LGCYNov 14, 2020

Cost-Sensitive Machine Learning Classification for Mass Tuberculosis Verbal Screening

arXiv:2011.07396v1
AI Analysis

This work addresses misclassification in tuberculosis screening for adults, leading to reduced missed cases and unnecessary tests, though it is incremental as it applies existing machine learning methods to a specific domain.

The study tackled the problem of poor performance in tuberculosis verbal screening by comparing traditional score-based classification with machine learning methods, achieving a sensitivity of 96.64% and specificity of 35.06% using cost-sensitive XGBoost, which improved sensitivity by 1.26% and specificity by 13.19% over the baseline.

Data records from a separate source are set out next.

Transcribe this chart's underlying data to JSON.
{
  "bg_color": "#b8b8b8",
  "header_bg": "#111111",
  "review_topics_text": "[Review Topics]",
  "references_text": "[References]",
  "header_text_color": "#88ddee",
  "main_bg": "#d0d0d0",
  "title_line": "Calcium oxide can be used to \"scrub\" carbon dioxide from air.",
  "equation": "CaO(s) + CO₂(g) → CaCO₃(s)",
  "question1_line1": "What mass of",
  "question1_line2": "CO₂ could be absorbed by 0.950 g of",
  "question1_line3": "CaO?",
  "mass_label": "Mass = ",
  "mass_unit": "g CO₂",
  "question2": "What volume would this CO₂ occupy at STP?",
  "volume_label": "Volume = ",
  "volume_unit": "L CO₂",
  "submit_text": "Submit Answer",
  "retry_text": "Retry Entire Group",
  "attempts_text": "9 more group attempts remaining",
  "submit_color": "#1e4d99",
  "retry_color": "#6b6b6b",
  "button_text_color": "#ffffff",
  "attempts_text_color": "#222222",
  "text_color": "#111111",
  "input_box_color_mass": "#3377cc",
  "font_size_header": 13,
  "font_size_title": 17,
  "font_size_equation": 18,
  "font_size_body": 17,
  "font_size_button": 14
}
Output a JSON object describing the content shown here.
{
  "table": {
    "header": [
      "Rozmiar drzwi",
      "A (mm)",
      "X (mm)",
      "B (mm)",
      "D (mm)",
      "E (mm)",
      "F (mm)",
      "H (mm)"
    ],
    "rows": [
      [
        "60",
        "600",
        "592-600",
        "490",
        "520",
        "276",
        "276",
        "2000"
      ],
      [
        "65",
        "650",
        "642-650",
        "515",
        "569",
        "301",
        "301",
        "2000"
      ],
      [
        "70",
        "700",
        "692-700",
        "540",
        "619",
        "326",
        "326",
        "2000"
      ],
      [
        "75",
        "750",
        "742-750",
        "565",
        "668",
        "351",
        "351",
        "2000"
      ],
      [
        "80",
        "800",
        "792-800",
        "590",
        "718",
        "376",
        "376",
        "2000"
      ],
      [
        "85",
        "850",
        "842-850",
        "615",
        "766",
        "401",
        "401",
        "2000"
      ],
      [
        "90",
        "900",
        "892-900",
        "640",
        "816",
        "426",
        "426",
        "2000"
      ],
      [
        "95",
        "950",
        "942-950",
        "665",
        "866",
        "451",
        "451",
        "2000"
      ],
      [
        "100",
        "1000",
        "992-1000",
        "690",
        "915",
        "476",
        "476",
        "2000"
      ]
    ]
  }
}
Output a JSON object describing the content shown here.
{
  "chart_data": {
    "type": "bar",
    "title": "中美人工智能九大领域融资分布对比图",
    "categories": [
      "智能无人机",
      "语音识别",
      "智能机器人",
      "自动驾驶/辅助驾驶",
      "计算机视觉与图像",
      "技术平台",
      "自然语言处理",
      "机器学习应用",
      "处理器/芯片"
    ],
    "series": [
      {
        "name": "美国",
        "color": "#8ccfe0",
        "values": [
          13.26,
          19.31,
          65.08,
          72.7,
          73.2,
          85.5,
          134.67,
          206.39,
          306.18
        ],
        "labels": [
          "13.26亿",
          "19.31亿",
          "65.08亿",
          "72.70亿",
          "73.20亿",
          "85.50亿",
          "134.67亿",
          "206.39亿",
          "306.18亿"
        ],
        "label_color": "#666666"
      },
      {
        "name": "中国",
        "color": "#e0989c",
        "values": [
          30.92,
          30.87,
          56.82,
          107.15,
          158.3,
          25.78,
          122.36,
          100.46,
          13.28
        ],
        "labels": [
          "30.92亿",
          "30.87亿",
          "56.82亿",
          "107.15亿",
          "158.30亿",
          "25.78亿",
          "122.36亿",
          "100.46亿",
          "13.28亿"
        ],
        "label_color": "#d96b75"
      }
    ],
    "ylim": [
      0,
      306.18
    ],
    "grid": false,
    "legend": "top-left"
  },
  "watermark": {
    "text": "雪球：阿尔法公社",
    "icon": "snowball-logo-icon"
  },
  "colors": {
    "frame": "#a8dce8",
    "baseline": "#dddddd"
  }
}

Score-based algorithms for tuberculosis (TB) verbal screening perform poorly, causing misclassification that leads to missed cases and unnecessary costly laboratory tests for false positives. We compared score-based classification defined by clinicians to machine learning classification such as SVM-RBF, logistic regression, and XGBoost. We restricted our analyses to data from adults, the population most affected by TB, and investigated the difference between untuned and unweighted classifiers to the cost-sensitive ones. Predictions were compared with the corresponding GeneXpert MTB/Rif results. After adjusting the weight of the positive class to 40 for XGBoost, we achieved 96.64% sensitivity and 35.06% specificity. As such, the sensitivity of our identifier increased by 1.26% while specificity increased by 13.19% in absolute value compared to the traditional score-based method defined by our clinicians. Our approach further demonstrated that only 2000 data points were sufficient to enable the model to converge. The results indicate that even with limited data we can actually devise a better method to identify TB suspects from verbal screening.